INSET also address the concerns of teaching and support staff in providing for pupils with SEN & Disabilities.  Delivery of required INSET will be on a needs basis. It may be delivered internally, through our own expertise, or through external agencies the school is in partnership with.

There will be a particular need for appropriate INSET for the Inclusion Manager who should attend the regular SENCO/ Inclusion Manager Forums held within the LA.

With the new SEND Code of Practice being implemented in September 2014, the whole school will receive training from the Inclusion Manager as to the new expectations.

 

3.2       Outside Agencies (Including Voluntary Agencies)

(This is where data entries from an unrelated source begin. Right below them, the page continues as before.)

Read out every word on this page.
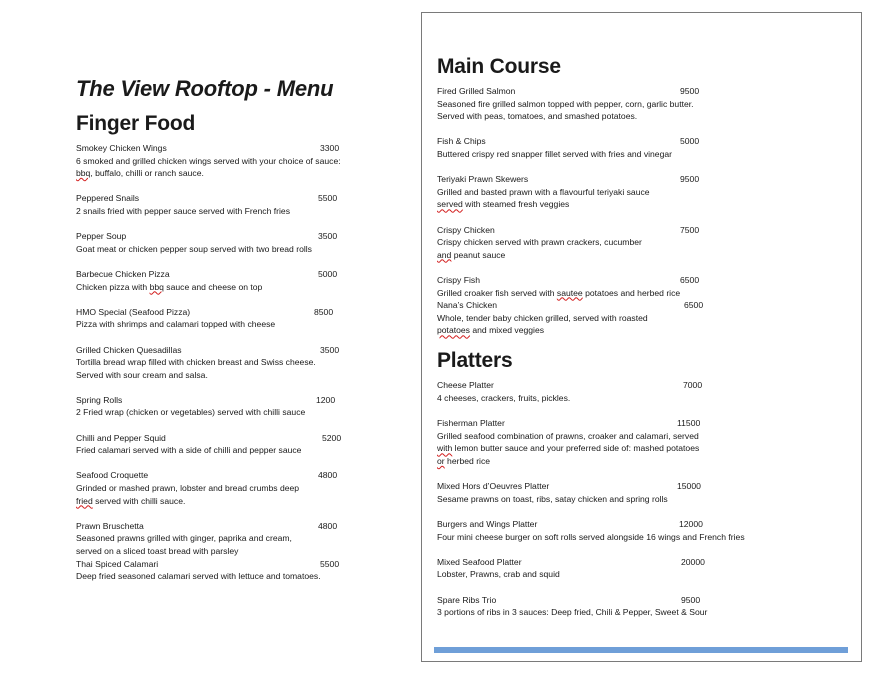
The View Rooftop - Menu
Finger Food
Smokey Chicken Wings	3300
6 smoked and grilled chicken wings served with your choice of sauce:
bbq, buffalo, chilli or ranch sauce.
Peppered Snails	5500
2 snails fried with pepper sauce served with French fries
Pepper Soup	3500
Goat meat or chicken pepper soup served with two bread rolls
Barbecue Chicken Pizza	5000
Chicken pizza with bbq sauce and cheese on top
HMO Special (Seafood Pizza)	8500
Pizza with shrimps and calamari topped with cheese
Grilled Chicken Quesadillas	3500
Tortilla bread wrap filled with chicken breast and Swiss cheese.
Served with sour cream and salsa.
Spring Rolls	1200
2 Fried wrap (chicken or vegetables) served with chilli sauce
Chilli and Pepper Squid	5200
Fried calamari served with a side of chilli and pepper sauce
Seafood Croquette	4800
Grinded or mashed prawn, lobster and bread crumbs deep
fried served with chilli sauce.
Prawn Bruschetta	4800
Seasoned prawns grilled with ginger, paprika and cream,
served on a sliced toast bread with parsley
Thai Spiced Calamari	5500
Deep fried seasoned calamari served with lettuce and tomatoes.
Main Course
Fired Grilled Salmon	9500
Seasoned fire grilled salmon topped with pepper, corn, garlic butter.
Served with peas, tomatoes, and smashed potatoes.
Fish & Chips	5000
Buttered crispy red snapper fillet served with fries and vinegar
Teriyaki Prawn Skewers	9500
Grilled and basted prawn with a flavourful teriyaki sauce
served with steamed fresh veggies
Crispy Chicken	7500
Crispy chicken served with prawn crackers, cucumber
and peanut sauce
Crispy Fish	6500
Grilled croaker fish served with sautee potatoes and herbed rice
Nana’s Chicken	6500
Whole, tender baby chicken grilled, served with roasted
potatoes and mixed veggies
Platters
Cheese Platter	7000
4 cheeses, crackers, fruits, pickles.
Fisherman Platter	11500
Grilled seafood combination of prawns, croaker and calamari, served
with lemon butter sauce and your preferred side of: mashed potatoes
or herbed rice
Mixed Hors d’Oeuvres Platter	15000
Sesame prawns on toast, ribs, satay chicken and spring rolls
Burgers and Wings Platter	12000
Four mini cheese burger on soft rolls served alongside 16 wings and French fries
Mixed Seafood Platter	20000
Lobster, Prawns, crab and squid
Spare Ribs Trio	9500
3 portions of ribs in 3 sauces: Deep fried, Chili & Pepper, Sweet & Sour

We strive to further the strong links and good working relationships already established with outside agencies: the Educational Psychology Service, CAMHS, SALT Service, Social Services Departments, Occupational Therapy Service and Hearing Impairment Service amongst others.

 

3.3       Partnership with Parents and Carers

To encourage a positive partnership with those who have legal responsibility for pupils we:

  • acknowledge their expertise in their own child and that their role is crucial in the child’s progress
  • welcome and incorporate their views when assessing children’s needs
  • attempt to notify them as early as possible when there is any concern
  • encourage their participation in provision when appropriate
  • facilitate access to information for those parents/carers who have particular needs themselves.

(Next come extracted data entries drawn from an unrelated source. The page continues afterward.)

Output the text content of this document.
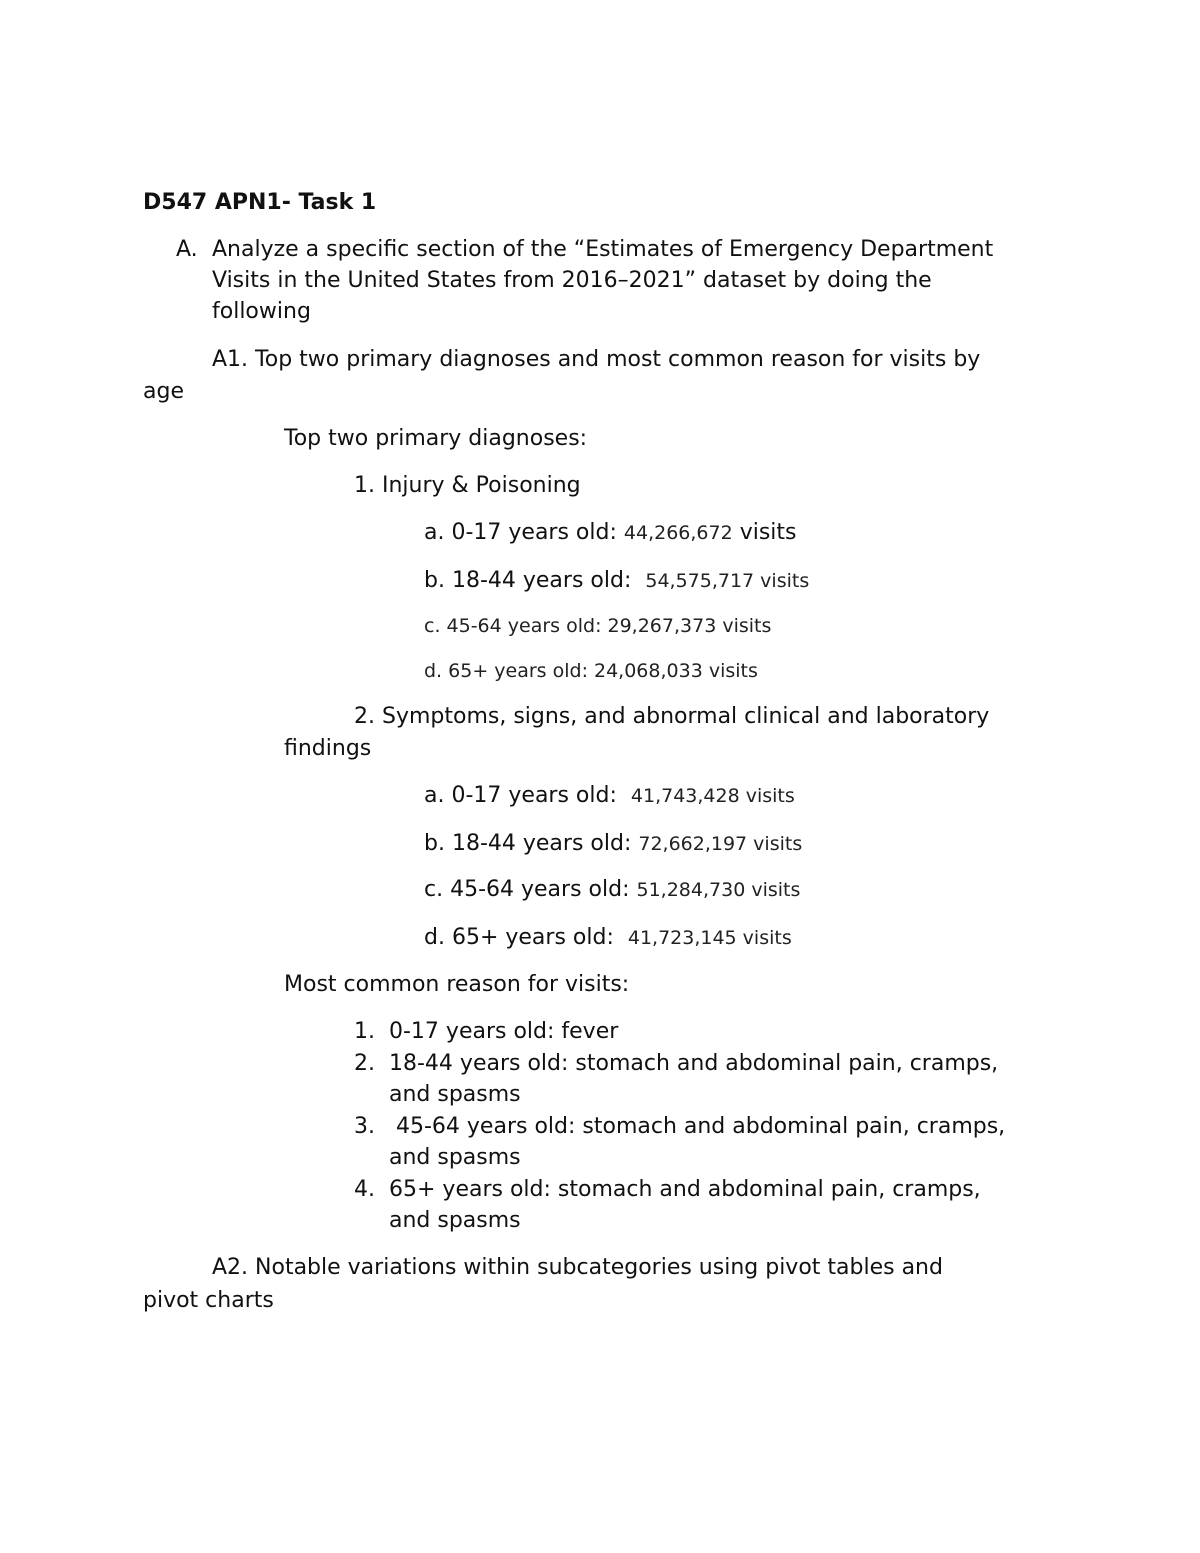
D547 APN1- Task 1
A. Analyze a specific section of the “Estimates of Emergency Department
Visits in the United States from 2016–2021” dataset by doing the
following
A1. Top two primary diagnoses and most common reason for visits by
age
Top two primary diagnoses:
1. Injury & Poisoning
a. 0-17 years old: 44,266,672 visits
b. 18-44 years old: 54,575,717 visits
c. 45-64 years old: 29,267,373 visits
d. 65+ years old: 24,068,033 visits
2. Symptoms, signs, and abnormal clinical and laboratory
findings
a. 0-17 years old: 41,743,428 visits
b. 18-44 years old: 72,662,197 visits
c. 45-64 years old: 51,284,730 visits
d. 65+ years old: 41,723,145 visits
Most common reason for visits:
1. 0-17 years old: fever
2. 18-44 years old: stomach and abdominal pain, cramps,
and spasms
3. 45-64 years old: stomach and abdominal pain, cramps,
and spasms
4. 65+ years old: stomach and abdominal pain, cramps,
and spasms
A2. Notable variations within subcategories using pivot tables and
pivot charts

Due to the new Code of Practice it is imperative that parents/carers are fully involved in the process from putting a child on the SEND register to that child obtaining an EHCP. Meetings will be set up with the Class Teacher, TA, Inclusion Manager and any other agency to fully inform the parent/carer of the stages and progress. When a child is able to, they should also be involved at the outset by obtaining their views. However, this will be judged by each case.

 

3.4         Pupil Involvement

We recognise the importance of acknowledging the pupil’s views and these will be sought when considering provision for their needs. The school has implemented documentations where the child’s view is taken into consideration prior to any meetings. Time reviewing the child’s view are conducted at the beginning of meetings to ensure that the child’s input is presented.

 

3.5      Governors

The governing body has important statutory duties towards pupils with SEN & Disabilities. They should;

  • Read and agree school policy on SEN and Disability
  • Ensure appropriate staff and funding arrangements meet the needs of all pupils including those with SEN and Disabilities.
  • Ensure the Code of practice is fulfilled when carrying out duties towards any pupils.
  • Appoint a member of the governing body to be responsible for SEN and Disability, meeting with the Inclusion Manager and Head teacher to monitor provision.

 

This policy will be reviewed and updated on a regular basis, in the light of current practice.